Can you talk more about the structure of your workflow and how you evolved it to be that?

mccoyb 4 days ago [-]
I've tried most of the agentic "let it rip" tools. Quickly I realized that GPT 5~ was significantly better at reasoning and more exhaustive than Claude Code (Opus, RL finetuned for Claude Code).

"What if Opus wrote the code, and GPT 5~ reviewed it?" I started evaluating this question, and started to get higher quality results and better control of complexity.

I could also trust this process to a greater degree than my previous process of trying to drive Opus, look at the code myself, try and drive Opus again, etc. Codex was catching bugs I would not catch with the same amount of time, including bugs in hard math, etc -- so I started having a great degree of trust in its reasoning capabilities.
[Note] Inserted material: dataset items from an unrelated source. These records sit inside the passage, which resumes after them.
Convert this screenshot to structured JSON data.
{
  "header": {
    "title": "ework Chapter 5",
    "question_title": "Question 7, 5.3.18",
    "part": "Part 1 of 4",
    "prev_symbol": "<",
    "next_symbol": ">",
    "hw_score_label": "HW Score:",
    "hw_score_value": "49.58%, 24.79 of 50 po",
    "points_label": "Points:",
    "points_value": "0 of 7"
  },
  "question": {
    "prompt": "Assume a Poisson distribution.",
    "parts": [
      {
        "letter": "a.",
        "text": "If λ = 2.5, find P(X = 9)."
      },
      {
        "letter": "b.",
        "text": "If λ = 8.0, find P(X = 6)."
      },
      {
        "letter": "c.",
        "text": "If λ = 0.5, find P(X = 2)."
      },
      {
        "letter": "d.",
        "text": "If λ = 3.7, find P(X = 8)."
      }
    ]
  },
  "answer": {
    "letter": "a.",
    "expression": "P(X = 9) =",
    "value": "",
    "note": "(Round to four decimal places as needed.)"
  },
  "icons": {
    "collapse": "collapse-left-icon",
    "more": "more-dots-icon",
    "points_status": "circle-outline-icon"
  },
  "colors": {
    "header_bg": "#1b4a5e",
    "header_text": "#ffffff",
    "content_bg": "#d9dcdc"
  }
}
I've codified this workflow into a plugin which I've started developing recently: https://github.com/evil-mind-evil-sword/idle

It's a Claude Code plugin -- it combines the "don't let Claude stop until condition" (Stop hook) with a few CLI tools to induce (what the article calls) review gates: Claude will work indefinitely until the reviewer is satisfied.

In this case, the reviewer is a fresh Opus subagent which can invoke and discuss with Codex and Gemini.

One perspective I have which relates to this article is that the thing one wants to optimize for is minimizing the error per unit of work. If you have a dynamic programming style orchestration pattern for agents, you want the thing that solves the small unit of work (a task) to have as low error as possible, or else I suspect the error compounds quickly with these stochastic systems.

I'm trying this stuff for fairly advanced work (in a PhD), so I'm dogfooding ideas (like the ones presented in this article) in complex settings. I think there is still a lot of room to learn here.

mlady 3 days ago [-]
I'm sure we're just working with the same tools thinking through the same ideas. Just curious if you've seen my newsletter/channel @enterprisevibecode https://www.enterprisevibecode.com/p/let-it-rip

It's cool to see others thinking the same thing!

nobodywillobsrv 2 days ago [-]
It's nice to see someone else going mad, even deeper down the well.

I don't known the details but I was wondering why people aren't "just" writing chat venues any commns protocols for the chats? So the fundamental unit is a chat that humans and agents can be a member of.

You can also have DMs etc to avoid chattiness.

But fundmantally if you start with this kind of madness you don't have a strict hierarchy and it might also be fun to see how it goes.

I briefly started building this but just spun out and am stuck using PAL MCP for now and some dumb scripts. Not super content with any of it yet.